A la cuisine comme à la politique (2)

Après mon avis sur l’affaire « L’Eléphant Déchainé » contre l’UNJCI et Kaba Nialé, je disais précisément ceci : « Au Burkina Faso, c’est Blaise Comparé qui fait son marché. Je tiens cette image d’un ami quand j’ai fini de lui confier mes doutes quant à la supposée révolution qui se prépare dans ce pays. Nous donnons tous l’impression que Blaise Compaoré est menacé et pourtant … »
En effet, il nous faudra faire attention aux apparences qui nous emballent un peu trop facilement et faussent nos analyses politiques. Dans les contingences actuelles, il est difficile à un homme politique sérieux, surtout Blaise Compaoré, de vouloir tripatouiller la Constitution de son pays sans soulever l’ire de son peuple et même celui de ses soutiens internationaux. Et comme c’est un homme politique qui a au minimum 3 décennies de pratique derrière lui, le moins qu’on puisse lui reconnaitre c’est l’expérience des vieux renards qui savent scénariser leur sortie. Tout le mouvement politique que nous observons au Burkina Faso m’a bien l’air d’une mise en scène, d’un scenario hollywoodien orchestré par le beau Blaise pour continuer à garder la main sans être au pouvoir. Je peux me tromper, mais c’est bien la première fois, dans la cosmogonie politique africaine, que les caciques d’un parti politique, qui doivent porter la voie du mentor, quittent le bateau justement au moment où celui a besoin de leur soutien. S’est-on une seule fois demandé s’ils étaient en mission dans leur ruée vers l’opposition. La combine est simple. Les hommes sûrs de Compaoré investissent l’opposition et comme ce sont eux qui ont les moyens matériels et financiers accumulés trente ans durant, ils le phagocytent. Sans toucher à la fameuse Constitution, les burkinabés, sans s’en rendre compte, vont se donner comme président un poulain de Blaise Compaoré qui lui aménagera une sortie honorable et pourquoi pas un retour après un repos bien mérité de cinq bonnes années ?

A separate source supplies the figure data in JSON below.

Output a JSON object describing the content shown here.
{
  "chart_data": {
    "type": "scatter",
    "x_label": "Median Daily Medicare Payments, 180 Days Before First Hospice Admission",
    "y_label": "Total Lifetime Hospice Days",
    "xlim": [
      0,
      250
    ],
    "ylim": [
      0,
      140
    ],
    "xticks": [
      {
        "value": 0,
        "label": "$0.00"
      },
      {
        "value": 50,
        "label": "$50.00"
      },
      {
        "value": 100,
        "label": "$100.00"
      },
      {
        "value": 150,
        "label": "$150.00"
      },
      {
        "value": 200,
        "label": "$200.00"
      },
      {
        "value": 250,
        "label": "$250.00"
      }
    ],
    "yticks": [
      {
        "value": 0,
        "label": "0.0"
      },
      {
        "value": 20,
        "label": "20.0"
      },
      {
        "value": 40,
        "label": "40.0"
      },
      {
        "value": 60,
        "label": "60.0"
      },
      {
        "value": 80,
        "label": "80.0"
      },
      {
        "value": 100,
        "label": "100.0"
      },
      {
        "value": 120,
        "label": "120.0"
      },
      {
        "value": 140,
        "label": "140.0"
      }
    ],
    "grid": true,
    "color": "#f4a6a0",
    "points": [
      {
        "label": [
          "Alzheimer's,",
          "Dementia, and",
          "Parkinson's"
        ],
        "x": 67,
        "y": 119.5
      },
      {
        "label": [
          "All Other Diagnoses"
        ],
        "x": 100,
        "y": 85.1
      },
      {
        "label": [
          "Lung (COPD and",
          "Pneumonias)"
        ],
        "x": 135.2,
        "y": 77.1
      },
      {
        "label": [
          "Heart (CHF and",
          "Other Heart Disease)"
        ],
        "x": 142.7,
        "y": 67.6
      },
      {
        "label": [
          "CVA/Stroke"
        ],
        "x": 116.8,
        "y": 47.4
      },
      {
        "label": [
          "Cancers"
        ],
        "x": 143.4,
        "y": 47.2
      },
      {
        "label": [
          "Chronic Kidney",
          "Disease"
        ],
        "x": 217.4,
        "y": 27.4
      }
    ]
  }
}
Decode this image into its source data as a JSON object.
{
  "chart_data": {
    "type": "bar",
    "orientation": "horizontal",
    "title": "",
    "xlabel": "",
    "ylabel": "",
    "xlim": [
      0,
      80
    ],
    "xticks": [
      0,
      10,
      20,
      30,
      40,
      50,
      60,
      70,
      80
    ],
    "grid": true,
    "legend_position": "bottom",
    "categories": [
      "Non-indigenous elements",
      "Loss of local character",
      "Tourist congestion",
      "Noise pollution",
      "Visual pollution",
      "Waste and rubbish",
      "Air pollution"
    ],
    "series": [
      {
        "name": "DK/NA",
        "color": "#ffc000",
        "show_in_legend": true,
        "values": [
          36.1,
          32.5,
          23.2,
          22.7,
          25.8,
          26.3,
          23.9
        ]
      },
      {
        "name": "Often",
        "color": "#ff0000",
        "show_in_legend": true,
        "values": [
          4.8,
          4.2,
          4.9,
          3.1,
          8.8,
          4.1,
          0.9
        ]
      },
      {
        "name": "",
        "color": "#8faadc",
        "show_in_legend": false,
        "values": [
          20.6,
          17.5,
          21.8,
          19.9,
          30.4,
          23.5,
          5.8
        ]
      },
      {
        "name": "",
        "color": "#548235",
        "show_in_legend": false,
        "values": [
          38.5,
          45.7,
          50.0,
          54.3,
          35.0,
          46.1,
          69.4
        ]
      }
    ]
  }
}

Un ami me demandait ce matin si ce qui se passe au Madagascar ne me rappelait pas Poutine et Medvedev. Je lui ai répondu que c’est en cela que le jeu de la politique est passionnant. Tant qu’il est le lieu de la confrontation des intelligences dans le strict respect des textes fondamentaux, et non celui des armes qui remettent en cause notre simple fait d’exister, cela devrait nous arracher des « standing ovation ». C’est quand elle est faite par des roturiers qui n’ont jamais lu une seule ligne de la Constitution du pays qu’ils prétendent diriger, qu’elle devient terrorisante. Suivez mon regard….
A mon humble avis donc, ce qui se passe au Burkina ressemble bien plus à une orchestration politique du seul marionnettiste de la place qu’à une véritable contestation de voir Blaise Compaoré rempiler en changeant la constitution. Ce dernier est en train de faire son marché pour farcir demain le peuple, l’éternel dindon de la farce.